El hombre arrojó la camisa de Zeck a su cara.

—Vuelva a casa y nos encontrará con su hijo, haciendo lo que la ley requiere.

Zeck se zafó de la presa del hombre. Lo sujetaba con mucha fuerza, pero Zeck tenía una ventaja mayor: no importaba cuánto le doliera para librarse.

—No iré con usted —dijo.

El hombre tocó un pequeño artilugio electrónico en su cinturón e irrumpieron de inmediato por la puerta una docena de hombres armados.

—Arrestaré a tu padre —dijo el hombre de la flota— y a tu madre. Y a todos los miembros de esta congregación que se me resistan.

Su madre entonces se adelantó, abriéndose paso entre su padre y otros feligreses.

—Por lo visto no sabe nada de nosotros —dijo—. No tenemos ninguna intención de resistirnos. Cuando un romano nos pide una capa, le damos también nuestro abrigo.

Empujó a las dos niñas mayores hacia el hombre.

—Haga el examen a todos. Ponga a prueba también a la más pequeña, si puede. No habla todavía, pero estoy segura de que tienen sus métodos.

—Volveremos a por ellas, aunque las dos más pequeñas son ilegales. Pero no cuando tengan la edad.

—Podrán robar el cuerpo de nuestro hijo, pero nunca su corazón. Entrénenlo todo lo que quieran. Enséñenle lo que quieran. Su corazón es puro. Les repetirá sus palabras pero nunca, nunca las creerá. Pertenece al Cristo Puro, no a la raza humana.

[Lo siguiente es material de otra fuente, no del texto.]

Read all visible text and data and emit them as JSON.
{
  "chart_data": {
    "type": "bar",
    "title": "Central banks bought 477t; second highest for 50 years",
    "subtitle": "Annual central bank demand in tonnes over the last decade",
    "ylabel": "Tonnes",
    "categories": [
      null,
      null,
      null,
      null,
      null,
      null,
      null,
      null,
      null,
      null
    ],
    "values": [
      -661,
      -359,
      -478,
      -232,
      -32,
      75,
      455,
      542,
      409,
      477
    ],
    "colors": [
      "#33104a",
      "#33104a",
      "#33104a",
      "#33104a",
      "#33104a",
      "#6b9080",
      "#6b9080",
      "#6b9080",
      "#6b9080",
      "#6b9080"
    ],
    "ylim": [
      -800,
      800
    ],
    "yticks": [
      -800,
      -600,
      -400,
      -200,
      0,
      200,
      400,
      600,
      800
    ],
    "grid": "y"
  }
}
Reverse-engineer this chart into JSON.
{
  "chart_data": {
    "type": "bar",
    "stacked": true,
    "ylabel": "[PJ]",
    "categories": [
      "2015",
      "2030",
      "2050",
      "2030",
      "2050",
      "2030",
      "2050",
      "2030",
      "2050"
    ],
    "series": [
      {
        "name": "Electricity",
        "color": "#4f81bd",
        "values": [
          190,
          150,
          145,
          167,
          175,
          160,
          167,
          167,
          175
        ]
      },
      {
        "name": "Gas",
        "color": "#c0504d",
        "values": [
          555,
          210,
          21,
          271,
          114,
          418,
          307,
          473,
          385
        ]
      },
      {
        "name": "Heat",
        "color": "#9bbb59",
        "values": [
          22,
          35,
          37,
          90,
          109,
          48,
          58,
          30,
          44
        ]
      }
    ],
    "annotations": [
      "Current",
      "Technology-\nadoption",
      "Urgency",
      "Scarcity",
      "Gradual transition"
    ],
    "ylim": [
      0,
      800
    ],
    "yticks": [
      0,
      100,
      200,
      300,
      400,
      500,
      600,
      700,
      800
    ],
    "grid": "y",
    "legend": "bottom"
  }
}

Zeck permaneció inmóvil, para no poder estremecerse como su cuerpo quería. La valentía que mostraba su madre era extraña y, como siempre, arriesgada. ¿Cómo reaccionaría su padre ante esa situación? Era él quien debía hablar, actuar, proteger a la familia y a la iglesia.

Pero su padre, por supuesto, había dicho varias veces que una buena esposa es aquella que no tiene miedo de dar consejos no solicitados a su marido, y que un marido tan necio como para no oír la sabiduría de su esposa no es digno de serlo de ninguna mujer.

—Ve con ese hombre, Zeck —dijo el padre—. Y responde a todas las preguntas con sinceridad pura.